Eslicarbazepine – USA

Eslicarbazepine – USA

On Sep. 15, 2022, Delaware court found some patents valid and infringed in Aptiom® Hatch-Waxman case.

 

Plaintiffs (Bial- Portela / Sunovion) sued defendant (Alkem) for infringement of five patents as defendant filed ANDA with USFDA to market generic version of APTIOM®. It is orally administered once a day in tablet form to treat epileptic seizures called partial-onset seizures. Plaintiff asserted claim 3 of US 10,675,287; claim 5 of US 10,695,354; claims 7 and 8 of US 10,702,536 (collectively once-daily dosing patents); claim 20 of US 9,763,954 (method of treatment), and claim 17 of US 10,912,781 (formulation) patent.

 

Infringement:

The #954 Patent (Method of Treatment) –

The prime issue was here that whether Alkem’s label contains patients population who are intractable to oxcarbazepine. Court said that nothing in Alkem’ s label teaches, recommends, or encourages using its generic product in patients who are intractable to oxcarbazepine, and nothing in the label suggests that using the product in that patient population specifically would be a “medically desirable activity.” Thus, Alkem’s label does not establish that Alkem intends for its product to be used in this patient population.

The #781 Patent (Formulation) –

Alkem’s generic tablets contain 2.18 wt% microcrystalline cellulose, which the label identifies as a diluent. It is undisputed that microcrystalline cellulose can act as both a diluent and a disintegrant.
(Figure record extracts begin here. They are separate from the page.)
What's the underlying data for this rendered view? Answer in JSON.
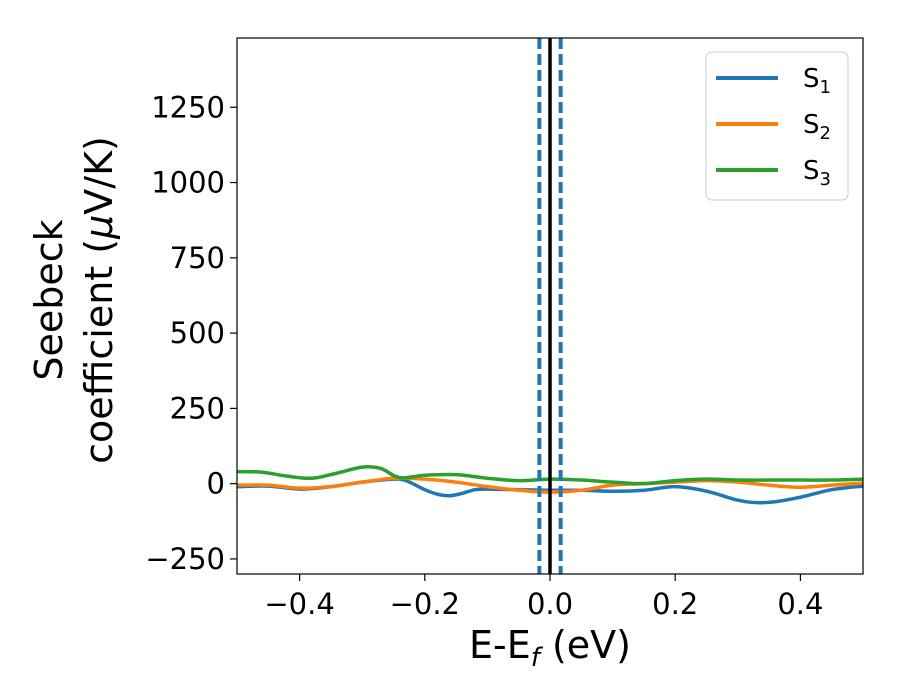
{
  "chart_data": {
    "type": "line",
    "xlabel": "E-E",
    "xlabel_sub": "f",
    "xlabel_unit": " (eV)",
    "ylabel_line1": "Seebeck",
    "ylabel_line2": "coefficient  (",
    "ylabel_mu": "μ",
    "ylabel_unit": "V/K)",
    "xlim": [
      -0.5,
      0.5
    ],
    "ylim": [
      -300,
      1480
    ],
    "xticks": [
      -0.4,
      -0.2,
      0.0,
      0.2,
      0.4
    ],
    "xtick_labels": [
      "−0.4",
      "−0.2",
      "0.0",
      "0.2",
      "0.4"
    ],
    "yticks": [
      -250,
      0,
      250,
      500,
      750,
      1000,
      1250
    ],
    "ytick_labels": [
      "−250",
      "0",
      "250",
      "500",
      "750",
      "1000",
      "1250"
    ],
    "grid": false,
    "legend_position": "top-right",
    "vlines": [
      {
        "x": 0.0,
        "color": "#000000",
        "style": "solid"
      },
      {
        "x": -0.017,
        "color": "#1f77b4",
        "style": "dashed"
      },
      {
        "x": 0.017,
        "color": "#1f77b4",
        "style": "dashed"
      }
    ],
    "series": [
      {
        "name": "S",
        "name_sub": "1",
        "color": "#1f77b4",
        "x": [
          -0.5,
          -0.45,
          -0.4,
          -0.35,
          -0.3,
          -0.25,
          -0.23,
          -0.2,
          -0.18,
          -0.16,
          -0.14,
          -0.12,
          -0.1,
          -0.05,
          0.0,
          0.05,
          0.1,
          0.15,
          0.2,
          0.25,
          0.3,
          0.33,
          0.36,
          0.4,
          0.45,
          0.5
        ],
        "y": [
          -10,
          -8,
          -18,
          -10,
          5,
          15,
          10,
          -20,
          -35,
          -40,
          -32,
          -20,
          -18,
          -20,
          -22,
          -22,
          -25,
          -22,
          -10,
          -25,
          -55,
          -63,
          -60,
          -45,
          -20,
          -8
        ]
      },
      {
        "name": "S",
        "name_sub": "2",
        "color": "#ff7f0e",
        "x": [
          -0.5,
          -0.45,
          -0.4,
          -0.35,
          -0.3,
          -0.25,
          -0.2,
          -0.15,
          -0.1,
          -0.05,
          0.0,
          0.05,
          0.1,
          0.15,
          0.2,
          0.25,
          0.3,
          0.35,
          0.4,
          0.45,
          0.5
        ],
        "y": [
          -5,
          -5,
          -15,
          -10,
          5,
          18,
          15,
          5,
          -10,
          -22,
          -28,
          -22,
          -5,
          0,
          5,
          10,
          5,
          -5,
          -12,
          -5,
          2
        ]
      },
      {
        "name": "S",
        "name_sub": "3",
        "color": "#2ca02c",
        "x": [
          -0.5,
          -0.46,
          -0.42,
          -0.38,
          -0.34,
          -0.3,
          -0.27,
          -0.24,
          -0.2,
          -0.15,
          -0.1,
          -0.05,
          0.0,
          0.05,
          0.1,
          0.15,
          0.2,
          0.25,
          0.3,
          0.35,
          0.4,
          0.45,
          0.5
        ],
        "y": [
          40,
          38,
          25,
          18,
          35,
          55,
          50,
          20,
          28,
          30,
          18,
          10,
          15,
          12,
          5,
          0,
          10,
          15,
          12,
          12,
          12,
          12,
          15
        ]
      }
    ]
  }
}
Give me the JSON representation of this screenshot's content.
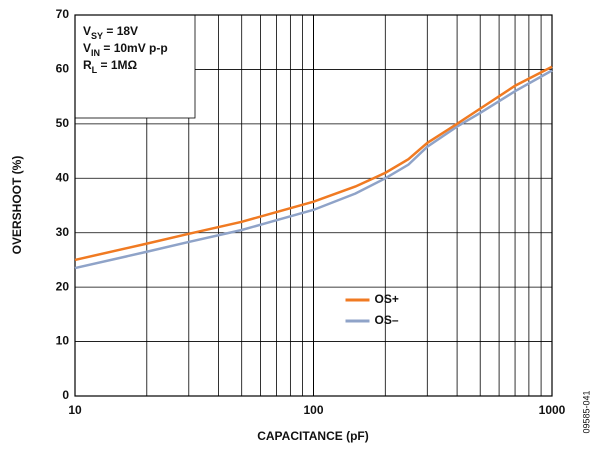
{
  "chart_data": {
    "type": "line",
    "xlabel": "CAPACITANCE (pF)",
    "ylabel": "OVERSHOOT (%)",
    "x": [
      10,
      20,
      30,
      50,
      70,
      100,
      150,
      200,
      250,
      300,
      400,
      500,
      700,
      1000
    ],
    "series": [
      {
        "name": "OS+",
        "color": "#f07a22",
        "values": [
          25,
          28,
          29.8,
          32,
          33.8,
          35.7,
          38.5,
          41,
          43.5,
          46.5,
          50,
          52.8,
          57,
          60.5
        ]
      },
      {
        "name": "OS–",
        "color": "#8fa3c8",
        "values": [
          23.5,
          26.5,
          28.3,
          30.5,
          32.3,
          34.2,
          37.2,
          40,
          42.5,
          45.8,
          49.5,
          52,
          56,
          59.8
        ]
      }
    ],
    "xlog": true,
    "xlim": [
      10,
      1000
    ],
    "xticks": [
      10,
      100,
      1000
    ],
    "xminorticks": [
      20,
      30,
      40,
      50,
      60,
      70,
      80,
      90,
      200,
      300,
      400,
      500,
      600,
      700,
      800,
      900
    ],
    "ylim": [
      0,
      70
    ],
    "yticks": [
      0,
      10,
      20,
      30,
      40,
      50,
      60,
      70
    ],
    "grid": true,
    "legend": "lower center",
    "annotation": [
      {
        "main": "V",
        "sub": "SY",
        "rest": " = 18V"
      },
      {
        "main": "V",
        "sub": "IN",
        "rest": " = 10mV p-p"
      },
      {
        "main": "R",
        "sub": "L",
        "rest": " = 1MΩ"
      }
    ],
    "figure_id": "09585-041"
  }
}
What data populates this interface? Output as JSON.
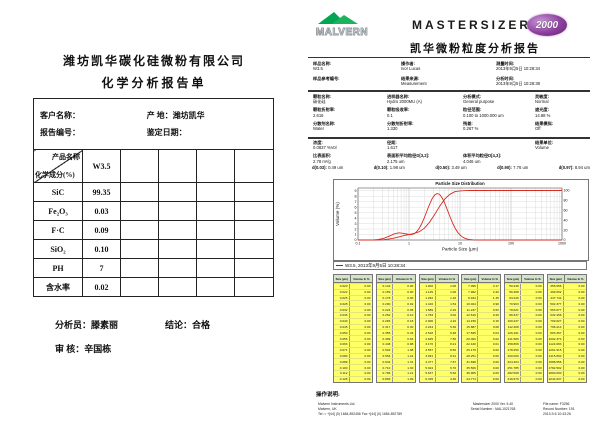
{
  "left_report": {
    "company": "潍坊凯华碳化硅微粉有限公司",
    "title": "化学分析报告单",
    "info": {
      "customer": {
        "label": "客户名称：",
        "value": ""
      },
      "origin": {
        "label": "产    地：",
        "value": "潍坊凯华"
      },
      "report_no": {
        "label": "报告编号：",
        "value": ""
      },
      "date": {
        "label": "鉴定日期：",
        "value": ""
      }
    },
    "table": {
      "corner_top": "产品名称",
      "corner_bottom": "化学成分(%)",
      "product_value": "W3.5",
      "rows": [
        {
          "name": "SiC",
          "value": "99.35"
        },
        {
          "name": "Fe₂O₃",
          "value": "0.03"
        },
        {
          "name": "F·C",
          "value": "0.09"
        },
        {
          "name": "SiO₂",
          "value": "0.10"
        },
        {
          "name": "PH",
          "value": "7"
        },
        {
          "name": "含水率",
          "value": "0.02"
        }
      ]
    },
    "footer": {
      "analyst_label": "分析员：",
      "analyst_name": "滕素丽",
      "conclusion_label": "结论：",
      "conclusion_value": "合格",
      "reviewer_label": "审    核：",
      "reviewer_name": "辛国栋"
    }
  },
  "right_report": {
    "brand": {
      "malvern": "MALVERN",
      "product": "MASTERSIZER",
      "badge": "2000",
      "report_title": "凯华微粉粒度分析报告"
    },
    "info_block1": [
      {
        "label": "样品名称:",
        "value": "W3.5"
      },
      {
        "label": "操作者:",
        "value": "Ivor Lucas"
      },
      {
        "label": "测量时间:",
        "value": "2013年9月5日 10:28:34"
      },
      {
        "label": "样品参考编号:",
        "value": ""
      },
      {
        "label": "结果来源:",
        "value": "Measurement"
      },
      {
        "label": "分析时间:",
        "value": "2013年9月5日 10:28:38"
      }
    ],
    "info_block2": [
      {
        "label": "颗粒名称:",
        "value": "碳化硅"
      },
      {
        "label": "进样器名称:",
        "value": "Hydro 2000MU (A)"
      },
      {
        "label": "分析模式:",
        "value": "General purpose"
      },
      {
        "label": "灵敏度:",
        "value": "Normal"
      },
      {
        "label": "颗粒折射率:",
        "value": "2.616"
      },
      {
        "label": "颗粒吸收率:",
        "value": "0.1"
      },
      {
        "label": "粒径范围:",
        "value": "0.100 to 1000.000 um"
      },
      {
        "label": "遮光度:",
        "value": "14.88 %"
      },
      {
        "label": "分散剂名称:",
        "value": "Water"
      },
      {
        "label": "分散剂折射率:",
        "value": "1.330"
      },
      {
        "label": "残差:",
        "value": "0.267 %"
      },
      {
        "label": "结果模拟:",
        "value": "Off"
      }
    ],
    "info_block3": [
      {
        "label": "浓度:",
        "value": "0.0837 %Vol"
      },
      {
        "label": "径距:",
        "value": "1.617"
      },
      {
        "label": "",
        "value": ""
      },
      {
        "label": "结果单位:",
        "value": "Volume"
      },
      {
        "label": "比表面积:",
        "value": "2.78 m²/g"
      },
      {
        "label": "表面积平均粒径D[3,2]:",
        "value": "2.175 um"
      },
      {
        "label": "体积平均粒径D[4,3]:",
        "value": "4.046 um"
      },
      {
        "label": "",
        "value": ""
      }
    ],
    "d_values": [
      {
        "label": "d(0.03):",
        "value": "0.49 um"
      },
      {
        "label": "d(0.10):",
        "value": "1.98 um"
      },
      {
        "label": "d(0.50):",
        "value": "3.49 um"
      },
      {
        "label": "d(0.90):",
        "value": "7.76 um"
      },
      {
        "label": "d(0.97):",
        "value": "8.94 um"
      }
    ],
    "result_table": {
      "size_header": "Size (µm)",
      "volume_header": "Volume In %",
      "groups": [
        {
          "sizes": [
            "0.020",
            "0.022",
            "0.025",
            "0.028",
            "0.032",
            "0.036",
            "0.040",
            "0.045",
            "0.050",
            "0.056",
            "0.063",
            "0.071",
            "0.080",
            "0.089",
            "0.100",
            "0.112",
            "0.126"
          ],
          "volumes": [
            "0.00",
            "0.00",
            "0.00",
            "0.00",
            "0.00",
            "0.00",
            "0.00",
            "0.00",
            "0.00",
            "0.00",
            "0.00",
            "0.00",
            "0.00",
            "0.00",
            "0.00",
            "0.00",
            "0.00"
          ]
        },
        {
          "sizes": [
            "0.142",
            "0.159",
            "0.178",
            "0.200",
            "0.224",
            "0.252",
            "0.283",
            "0.317",
            "0.356",
            "0.399",
            "0.448",
            "0.502",
            "0.564",
            "0.632",
            "0.710",
            "0.796",
            "0.893"
          ],
          "volumes": [
            "0.00",
            "0.00",
            "0.00",
            "0.02",
            "0.05",
            "0.10",
            "0.18",
            "0.30",
            "0.46",
            "0.66",
            "0.88",
            "1.08",
            "1.24",
            "1.31",
            "1.30",
            "1.21",
            "1.09"
          ]
        },
        {
          "sizes": [
            "1.002",
            "1.125",
            "1.262",
            "1.416",
            "1.589",
            "1.783",
            "2.000",
            "2.244",
            "2.518",
            "2.825",
            "3.170",
            "3.557",
            "3.991",
            "4.477",
            "5.024",
            "5.637",
            "6.325"
          ],
          "volumes": [
            "1.00",
            "1.00",
            "1.16",
            "1.54",
            "2.16",
            "3.02",
            "4.10",
            "5.30",
            "6.48",
            "7.50",
            "8.21",
            "8.50",
            "8.31",
            "7.67",
            "6.70",
            "5.52",
            "4.30"
          ]
        },
        {
          "sizes": [
            "7.096",
            "7.962",
            "8.934",
            "10.024",
            "11.247",
            "12.619",
            "14.159",
            "15.887",
            "17.825",
            "20.000",
            "22.440",
            "25.179",
            "28.251",
            "31.698",
            "35.566",
            "39.905",
            "44.774"
          ],
          "volumes": [
            "3.17",
            "2.20",
            "1.45",
            "0.90",
            "0.53",
            "0.29",
            "0.15",
            "0.08",
            "0.04",
            "0.02",
            "0.01",
            "0.00",
            "0.00",
            "0.00",
            "0.00",
            "0.00",
            "0.00"
          ]
        },
        {
          "sizes": [
            "50.238",
            "56.368",
            "63.246",
            "70.963",
            "79.621",
            "89.337",
            "100.237",
            "112.468",
            "126.191",
            "141.589",
            "158.866",
            "178.250",
            "200.000",
            "224.404",
            "251.785",
            "282.508",
            "316.979"
          ],
          "volumes": [
            "0.00",
            "0.00",
            "0.00",
            "0.00",
            "0.00",
            "0.00",
            "0.00",
            "0.00",
            "0.00",
            "0.00",
            "0.00",
            "0.00",
            "0.00",
            "0.00",
            "0.00",
            "0.00",
            "0.00"
          ]
        },
        {
          "sizes": [
            "355.656",
            "399.052",
            "447.744",
            "502.377",
            "563.677",
            "632.456",
            "709.627",
            "796.214",
            "893.367",
            "1002.374",
            "1124.683",
            "1261.915",
            "1415.892",
            "1588.656",
            "1782.502",
            "2000.000",
            "2244.037"
          ],
          "volumes": [
            "0.00",
            "0.00",
            "0.00",
            "0.00",
            "0.00",
            "0.00",
            "0.00",
            "0.00",
            "0.00",
            "0.00",
            "0.00",
            "0.00",
            "0.00",
            "0.00",
            "0.00",
            "0.00",
            "0.00"
          ]
        }
      ]
    },
    "ops_label": "操作说明:",
    "footer": {
      "left_lines": [
        "Malvern Instruments Ltd.",
        "Malvern, UK",
        "Tel := +[44] (0) 1684-892456 Fax +[44] (0) 1684-892789"
      ],
      "center_lines": [
        "Mastersizer 2000 Ver. 5.40",
        "Serial Number : MAL1021768"
      ],
      "right_lines": [
        "File name: F3256",
        "Record Number: 191",
        "2013-9-6 10:43:26"
      ]
    }
  },
  "chart_data": {
    "type": "line",
    "title": "Particle Size Distribution",
    "xlabel": "Particle Size (µm)",
    "ylabel": "Volume (%)",
    "legend": "W3.5, 2013年9月5日 10:28:34",
    "x_scale": "log",
    "xlim": [
      0.1,
      1000
    ],
    "xticks": [
      0.1,
      1,
      10,
      100,
      1000
    ],
    "ylim": [
      0,
      9.5
    ],
    "left_ticks": [
      0,
      1,
      2,
      3,
      4,
      5,
      6,
      7,
      8,
      9
    ],
    "right_ylim": [
      0,
      105
    ],
    "right_ticks": [
      0,
      20,
      40,
      60,
      80,
      100
    ],
    "grid": true,
    "legend_position": "bottom",
    "line_color": "#d92b20",
    "series": [
      {
        "name": "volume frequency",
        "x": [
          0.1,
          0.2,
          0.252,
          0.317,
          0.399,
          0.502,
          0.632,
          0.796,
          1.002,
          1.125,
          1.262,
          1.416,
          1.589,
          1.783,
          2.0,
          2.244,
          2.518,
          2.825,
          3.17,
          3.557,
          3.991,
          4.477,
          5.024,
          5.637,
          6.325,
          7.096,
          7.962,
          8.934,
          10.024,
          11.247,
          12.619,
          14.159,
          15.887,
          17.825,
          20,
          25.179,
          1000
        ],
        "y": [
          0,
          0.02,
          0.1,
          0.3,
          0.66,
          1.08,
          1.31,
          1.21,
          1.0,
          1.0,
          1.16,
          1.54,
          2.16,
          3.02,
          4.1,
          5.3,
          6.48,
          7.5,
          8.21,
          8.5,
          8.31,
          7.67,
          6.7,
          5.52,
          4.3,
          3.17,
          2.2,
          1.45,
          0.9,
          0.53,
          0.29,
          0.15,
          0.08,
          0.04,
          0.02,
          0,
          0
        ]
      },
      {
        "name": "cumulative volume",
        "x": [
          0.1,
          0.2,
          0.252,
          0.317,
          0.399,
          0.502,
          0.632,
          0.796,
          1.002,
          1.262,
          1.589,
          2.0,
          2.518,
          3.17,
          3.991,
          5.024,
          6.325,
          7.962,
          10.024,
          12.619,
          15.887,
          20,
          1000
        ],
        "y": [
          0,
          0.02,
          0.17,
          0.65,
          1.77,
          3.73,
          6.28,
          8.79,
          10.88,
          13.04,
          16.74,
          23.86,
          35.64,
          51.35,
          68.16,
          82.53,
          92.35,
          97.72,
          99.2,
          99.8,
          100,
          100,
          100
        ]
      }
    ]
  }
}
The parties dispute, however, whether Bial proved at trial that microcrystalline cellulose acts a disintegrant in Alkem’s ANDA product. Court said that microcrystalline cellulose acts a disintegrant in Alkem’s ANDA product. Plaintiff expert (Koleng) testified that pharmaceutical formulators use microcrystalline cellulose as a disintegrant because of its “good wicking properties
and hydrogen bonds between adjacent matchstick-like bundles that break when exposed to water. Alkem did not offer at trial any testimony to rebut Koleng’s testimony about microcrystalline cellulose’s disintegrant properties.

 

Invalidity:

The #287, #354, and #536 Patents (the Once-Daily Patents) –

The benefits of once-daily dosing generally include patient convenience and improved patient adherence to the medication regimen. Court said that prior arts individually or collectively, do not disclose that once-daily dosing of eslicarbazepine acetate is efficacious to treat partial-onset seizures. Moreover, POSA would not have reasonable expectation of success because dosing once-daily has a higher risk of the blood plasma concentration of the active compound falling below the therapeutic level than dosing twice-daily. If anything, the record evidence suggests that an artisan of ordinary skill would doubt that dosing once-daily would be successful. Thus, Alkem did not show by clear and convincing evidence that the claims are invalid as obvious.

The #954 Patent (Method of Treatment) – 

Alkem argued that the patent is invalid under lack of written description. The #954 patent reports that both oxcarbazepine and eslicarbazepine acetate are converted by metabolism to eslicarbazepine (i.e., S-licarbazepine ). The #954 patent implies that eslicarbazepine acetate will have improved effects over oxcarbazepine because, although both drugs metabolize into the same metabolites, eslicarbazepine acetate more favorably metabolizes into S-licarbazepine than oxcarbazepine does. Court said that “there is no study in humans described anywhere in the #954 patent where the human patient or subject of the study was intractable to oxcarbazepine and shown to respond to eslicarbazepine acetate.” Court said that with respect to relative efficacy of S-licarbazepine and R-licarbazepine for the prevention of development of intractable epilepsy, Bial has not shown that such a conclusion is probative of relative efficacy of the metabolites for treatment of intractable epilepsy. Therefore, the patent did not establish that eslicarbazepine acetate would treat patients intractable to oxcarbazepine. Alkem has established by clear and convincing evidence that claim 20 of the #954 patent is invalid under§ 112.

The #781 Patent (Formulation) – 

The #781 patent is directed to “high drug loaded pharmaceutical compositions containing the active drug substance eslicarbazepine acetate, exhibiting an immediate-release dissolution profile with certain excipients and excipient ranges.” “High drug load” refers to the requirement that 80 to 90 wt % of the pharmaceutical composition is eslicarbazepine acetate. Court said that formulation scientist would consider patient compliance and convenience when formulating a pharmaceutical composition. The formulator would have been motivated to make a single tablet containing 1 ,200 mg of eslicarbazepine acetate after reading Almeida 2002 prior art. Further, an artisan of ordinary skill would have been motivated to formulate this composition with eslicarbazepine acetate accounting for 90 wt % because, if excipients accounted for more than 10 wt %, the tablet would be too big to swallow. Thus, Alkem has shown by clear and convincing evidence that the claim is invalid as obvious.